L’illusion de la biométrie

Le 14 juin 2010, dans Numérique, par Miguel Quaremme

La biométrie est un terme à la mode. Nos passeports le sont déjà et on nous promet une foule d’applications – généralement liées à l’identification des personnes et à l’informatique – dans les prochaines années. On nous promet surtout le Saint-Graal sécuritaire, mais est-il sécurisé ?

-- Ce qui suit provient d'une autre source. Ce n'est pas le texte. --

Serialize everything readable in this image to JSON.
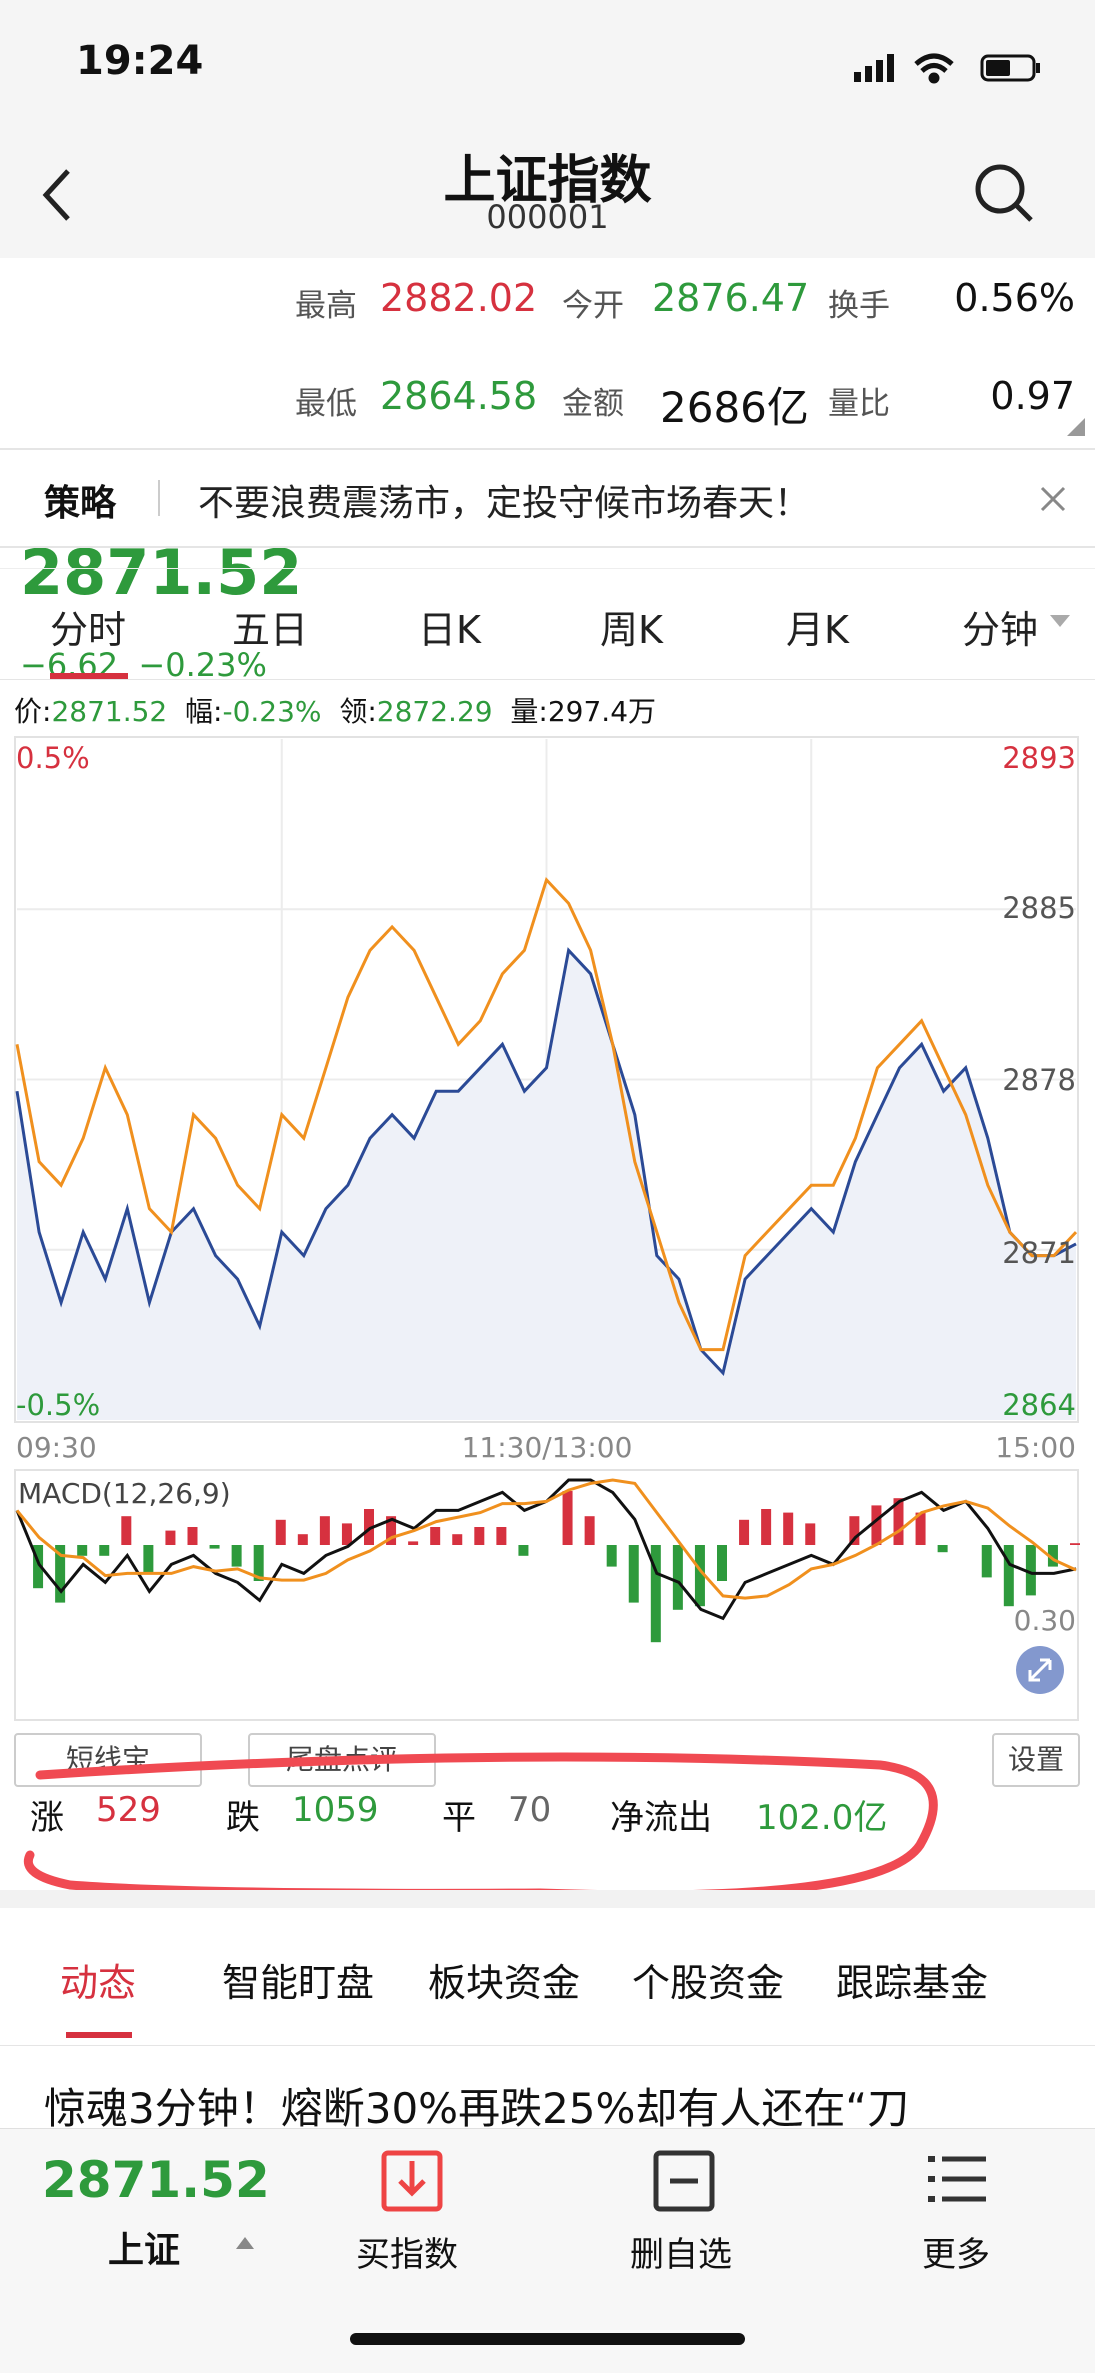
{
  "status": {
    "time": "19:24"
  },
  "nav": {
    "title": "上证指数",
    "code": "000001"
  },
  "quote": {
    "price": "2871.52",
    "change": "−6.62",
    "change_pct": "−0.23%",
    "high_label": "最高",
    "high": "2882.02",
    "open_label": "今开",
    "open": "2876.47",
    "turnover_label": "换手",
    "turnover": "0.56%",
    "low_label": "最低",
    "low": "2864.58",
    "amount_label": "金额",
    "amount": "2686亿",
    "vol_ratio_label": "量比",
    "vol_ratio": "0.97"
  },
  "banner": {
    "tag": "策略",
    "text": "不要浪费震荡市，定投守候市场春天！"
  },
  "tabs": [
    "分时",
    "五日",
    "日K",
    "周K",
    "月K",
    "分钟"
  ],
  "info": {
    "price_label": "价:",
    "price": "2871.52",
    "range_label": "幅:",
    "range": "-0.23%",
    "lead_label": "领:",
    "lead": "2872.29",
    "vol_label": "量:",
    "vol": "297.4万"
  },
  "chart_data": {
    "type": "line",
    "title": "",
    "x_ticks": [
      "09:30",
      "11:30/13:00",
      "15:00"
    ],
    "y_left": [
      "0.5%",
      "-0.5%"
    ],
    "y_right": [
      "2893",
      "2885",
      "2878",
      "2871",
      "2864"
    ],
    "ylim": [
      2864,
      2893
    ],
    "series": [
      {
        "name": "",
        "color": "#2b4a96",
        "values": [
          2878,
          2872,
          2869,
          2872,
          2870,
          2873,
          2869,
          2872,
          2873,
          2871,
          2870,
          2868,
          2872,
          2871,
          2873,
          2874,
          2876,
          2877,
          2876,
          2878,
          2878,
          2879,
          2880,
          2878,
          2879,
          2884,
          2883,
          2880,
          2877,
          2871,
          2870,
          2867,
          2866,
          2870,
          2871,
          2872,
          2873,
          2872,
          2875,
          2877,
          2879,
          2880,
          2878,
          2879,
          2876,
          2872,
          2871,
          2871,
          2871.5
        ]
      },
      {
        "name": "",
        "color": "#f0901e",
        "values": [
          2880,
          2875,
          2874,
          2876,
          2879,
          2877,
          2873,
          2872,
          2877,
          2876,
          2874,
          2873,
          2877,
          2876,
          2879,
          2882,
          2884,
          2885,
          2884,
          2882,
          2880,
          2881,
          2883,
          2884,
          2887,
          2886,
          2884,
          2880,
          2875,
          2872,
          2869,
          2867,
          2867,
          2871,
          2872,
          2873,
          2874,
          2874,
          2876,
          2879,
          2880,
          2881,
          2879,
          2877,
          2874,
          2872,
          2871,
          2871,
          2872
        ]
      }
    ],
    "macd": {
      "label": "MACD(12,26,9)",
      "right_label": "0.30"
    }
  },
  "chart_tags": [
    "短线宝",
    "尾盘点评"
  ],
  "chart_settings": "设置",
  "stats": {
    "up_label": "涨",
    "up": "529",
    "down_label": "跌",
    "down": "1059",
    "flat_label": "平",
    "flat": "70",
    "flow_label": "净流出",
    "flow": "102.0亿"
  },
  "news_tabs": [
    "动态",
    "智能盯盘",
    "板块资金",
    "个股资金",
    "跟踪基金"
  ],
  "headline": "惊魂3分钟！熔断30%再跌25%却有人还在“刀",
  "bottom": {
    "price": "2871.52",
    "name": "上证",
    "buy": "买指数",
    "remove": "删自选",
    "more": "更多"
  },
  "colors": {
    "red": "#d6313f",
    "green": "#2e9a3c",
    "blue_line": "#2b4a96",
    "orange_line": "#f0901e"
  }
}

Le principe de base est relativement simple. Il s’agît d’associer une ou plusieurs de vos caractéristiques physiques – les empreintes digitales, rétiniennes – à votre identité administrative et par extension numérique. Effectivement, nous possédons des particularités qui nous sont propres et qui nous distinguent des autres humains. On peut donc être identifier de façon univoque. De plus il est difficile voir impossible de changer ses caractéristiques biométriques.

À première vue, il n’est pas déraisonnable d’avoir confiance dans ce système. Pour être précis la plupart des gens, y compris les autorités publiques, ont une foi totale dans ce moyen d’identification. Se pose deux problèmes.

Le premier est la falsification des «empreintes biométriques». C’est-à-dire la création d’objets présentant aux yeux de la machine qui teste les mêmes caractéristiques que les empreintes de quelqu’un. Dans le cas des empreintes digitales, on peut considérer qu’il est très facile de les dupliquer frauduleusement. Principalement, parce qu’on en laisse sur tout ce qu’on touche. Accorder une trop grande confiance est une erreur.

Le deuxième problème est que nous ne pouvons pas changer de caractéristiques biométriques. Si nos empreintes digitales sont falsifiées, elles le sont pour toujours. Il n’y a plus aucun crédit à leur apporter.

Dernier problème, mais qui n’est pas d’ordre technique, est l’usage des ses informations biométriques. Je pense en particulier à la défense de la vie privée. Le film Gattaca montre les dérives de la biométrie poussées à leur paroxysme.